- Data Mapping Automation
Ingram Micro Creates a Technology-Driven GDPR Compliance Program with OneTrust
Ingram Micro is a a global technology and supply chain services leader helping businesses realize the promise of technology. Through a spectrum of global technology solutions and supply chain services, businesses across the globe use Ingram Micro’s mobility, cloud and supply chain solutions to operate efficiently and successfully in the markets they serve.
With the passage of the GDPR, Ingram Micro understood there was an increasing risk impacting the company’s privacy practices. To prepare its global privacy program for GDPR, Ingram Micro hired Aaron Mendelsohn in 2016 as the Chief Data Privacy Officer. “We felt that if we could build a program based on GDPR compliance we’d be addressing 90 percent of the data frameworks and legal obligations worldwide,” he said. “We decided let’s get it right with GDPR in Europe and apply those solutions, processes and policies globally within the organization.”
Changing the mindset: a business-focused operation toward personal data protection
Ingram Micro’s operations are primarily B2B transactions. Mendelsohn understood, however, that B2B businesses also collect and process personal data under the GDPR – including employee records and business contacts and end users delivered to Ingram Micro from reseller networks.
“One of the first challenges was to shift the cultural mindset,” he explained. “We don’t deal with personal data in the same way as a lot of other technology companies. Internal education was required for the company to realize that we do process personal data and that we needed to get the tools in place to understand and manage the GDPR risk to the organization.”
Mendelsohn then took a proactive approach to Ingram Micro’s GDPR program. In the two years leading up to the GDPR deadline, he engaged with technology vendors, service providers, legal professionals and professional services to ensure Ingram Micro developed a privacy program with a strong foundation to implement compliance and position the company in the best defensible position.
“The flexibility of OneTrust helps us manage compliance beyond just privacy and security, making it an easy sell to our leadership.”Aaron MendelsohnChief Data Privacy Officer
Using OneTrust for privacy compliance and beyond
As a technology company itself, Ingram Micro understands the value of technology services to help solve major challenges.

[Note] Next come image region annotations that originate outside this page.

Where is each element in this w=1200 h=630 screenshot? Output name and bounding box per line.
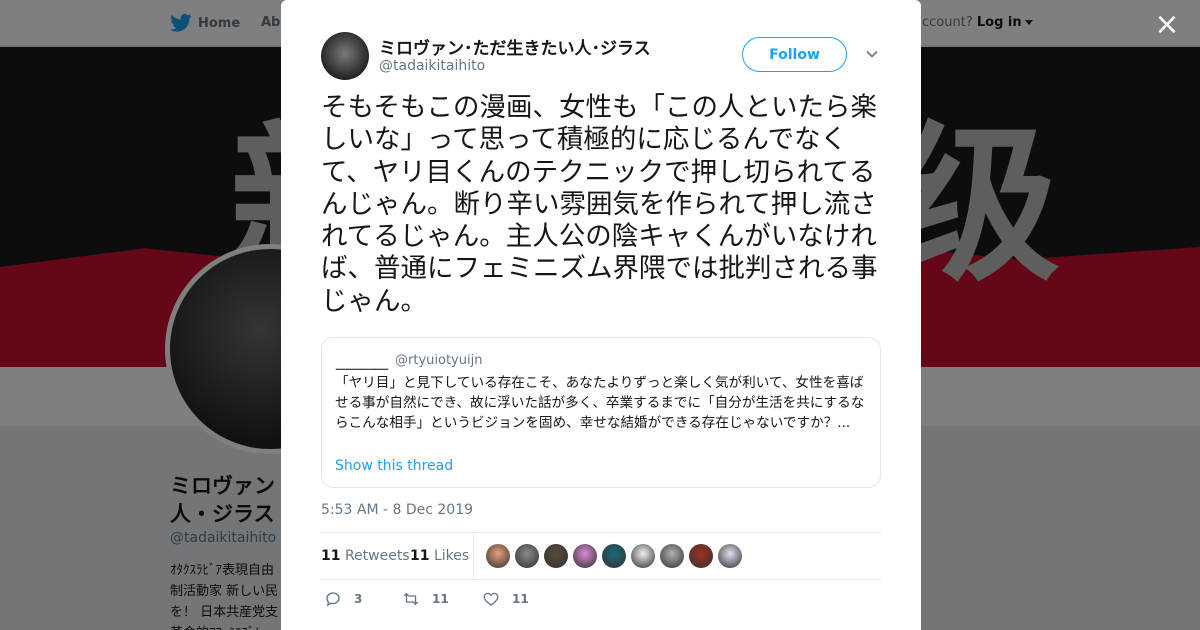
likes-count: 11 bbox=[410, 548, 430, 564]
retweet-action[interactable]: 11 bbox=[402, 590, 449, 608]
retweets-count: 11 bbox=[321, 548, 341, 564]
liker-avatar[interactable] bbox=[486, 544, 510, 568]
show-thread-link[interactable]: Show this thread bbox=[335, 458, 453, 474]
liker-avatar[interactable] bbox=[544, 544, 568, 568]
author-name[interactable]: ミロヴァン･ただ生きたい人･ジラス bbox=[379, 34, 651, 59]
close-icon[interactable]: × bbox=[1152, 10, 1182, 40]
reply-icon bbox=[326, 592, 340, 607]
author-avatar[interactable] bbox=[321, 32, 369, 80]
liker-avatar[interactable] bbox=[660, 544, 684, 568]
liker-avatar[interactable] bbox=[602, 544, 626, 568]
reply-action[interactable]: 3 bbox=[324, 590, 362, 608]
stats-divider bbox=[473, 533, 474, 580]
follow-button[interactable]: Follow bbox=[742, 37, 847, 72]
chevron-down-icon[interactable] bbox=[865, 47, 879, 61]
author-handle[interactable]: @tadaikitaihito bbox=[379, 58, 485, 74]
liker-avatar[interactable] bbox=[718, 544, 742, 568]
retweet-count: 11 bbox=[432, 592, 449, 606]
reply-count: 3 bbox=[354, 592, 363, 606]
liker-avatar[interactable] bbox=[573, 544, 597, 568]
liker-avatar[interactable] bbox=[515, 544, 539, 568]
quoted-author-handle: @rtyuiotyuijn bbox=[395, 353, 483, 368]
like-count: 11 bbox=[512, 592, 529, 606]
liker-avatars bbox=[486, 544, 742, 568]
tweet-timestamp[interactable]: 5:53 AM - 8 Dec 2019 bbox=[321, 502, 473, 518]
quoted-tweet-text: 「ヤリ目」と見下している存在こそ、あなたよりずっと楽しく気が利いて、女性を喜ばせ… bbox=[335, 375, 865, 432]
retweets-label: Retweets bbox=[344, 548, 410, 564]
tweet-text: そもそもこの漫画、女性も「この人といたら楽しいな」って思って積極的に応じるんでな… bbox=[321, 92, 878, 317]
retweet-icon bbox=[403, 592, 419, 606]
tweet-modal: ミロヴァン･ただ生きたい人･ジラス @tadaikitaihito Follow… bbox=[281, 0, 921, 630]
likes-label: Likes bbox=[433, 548, 470, 564]
tweet-actions: 3 11 11 bbox=[321, 590, 881, 612]
liker-avatar[interactable] bbox=[631, 544, 655, 568]
like-action[interactable]: 11 bbox=[482, 590, 529, 608]
retweets-stat[interactable]: 11 Retweets bbox=[321, 548, 410, 564]
quoted-author-name: ＿＿＿＿ bbox=[336, 357, 389, 372]
heart-icon bbox=[483, 592, 499, 606]
tweet-stats: 11 Retweets 11 Likes bbox=[321, 532, 881, 580]
quoted-tweet[interactable]: ＿＿＿＿ @rtyuiotyuijn 「ヤリ目」と見下している存在こそ、あなたよ… bbox=[321, 337, 881, 488]
likes-stat[interactable]: 11 Likes bbox=[410, 548, 469, 564]
liker-avatar[interactable] bbox=[689, 544, 713, 568]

Mendelsohn evaluated OneTrust and quickly realized the value of the tool and the flexibility to adapt it for compliance across the organization.
The initial use case for OneTrust was to support assessments. “We really liked the assessment automation tool, and the foundation OneTrust provided allowed us to adapt those assessments to meet our needs,” said Mendelsohn. “I saw the flexibility, pricing model and additional modules. It was a no brainer in terms of getting it approved and budgeted.”
He activated OneTrust’s Assessment Automation Module for several use cases: third party management to assess service providers that process data on Ingram Micro’s behalf; privacy impact assessments within the organization so as new solutions were developed or there were core changes to existing environments Ingram Micro could assess risk and identify ways to mitigate that risk; and other purposes across the compliance team.
“The tool was so flexible we could use it beyond privacy and security, enabling us to use the assessment automation module to perform risk assessments within our organization, including anti money laundering, gifts and entertainment, antitrust, and general compliance risk,” he said.
Another major benefit of using OneTrust, according to Mendelsohn, is the central repository to track and maintain privacy-related activities and processes. He no longer had to manage the program through spreadsheets, the company intranet, or an unstructured data set. “Having it there in a tool is certainly beneficial,” he said.
The repository of information also equips Ingram Micro in the event of an inquiry. “If we are asked to show how we’re compliant, having a central repository gives us the assurance to know that we can exhibit our approach and how we’re complying – whether that was asked by supervisory authority, another government entity and even a customer,” said Mendelsohn.
Evangelizing privacy across Ingram Micro
While the GDPR enforcement date has passed and Ingram Micro has set up the foundation of its technology-powered privacy program, Mendelsohn knows the work is far from done. Looking beyond 2018, Mendelsohn plans to grow and expand the program and evangelize privacy-focused initiatives across Ingram Micro.
Through in person and online trainings, Mendelsohn has educated business unit leaders and executives about how to use OneTrust for risk assessments, privacy impact assessments and to ensure privacy by design and default. “The reception has been overwhelmingly positive,” he said.
Looking forward, he plans to activate a network of internal privacy ambassadors that will use their knowledge of privacy by design and OneTrust to assess and understand privacy risk as new services are developed or existing environments are changed. As the program develops and matures, Mendelsohn will continue to leverage OneTrust technology to assist in his efforts.
“OneTrust doesn’t have to be viewed as just a privacy tool,” he concluded. “Through the flexibility of the tool you can implement custom configurations, develop your own processes and leverage it across your compliance organization.”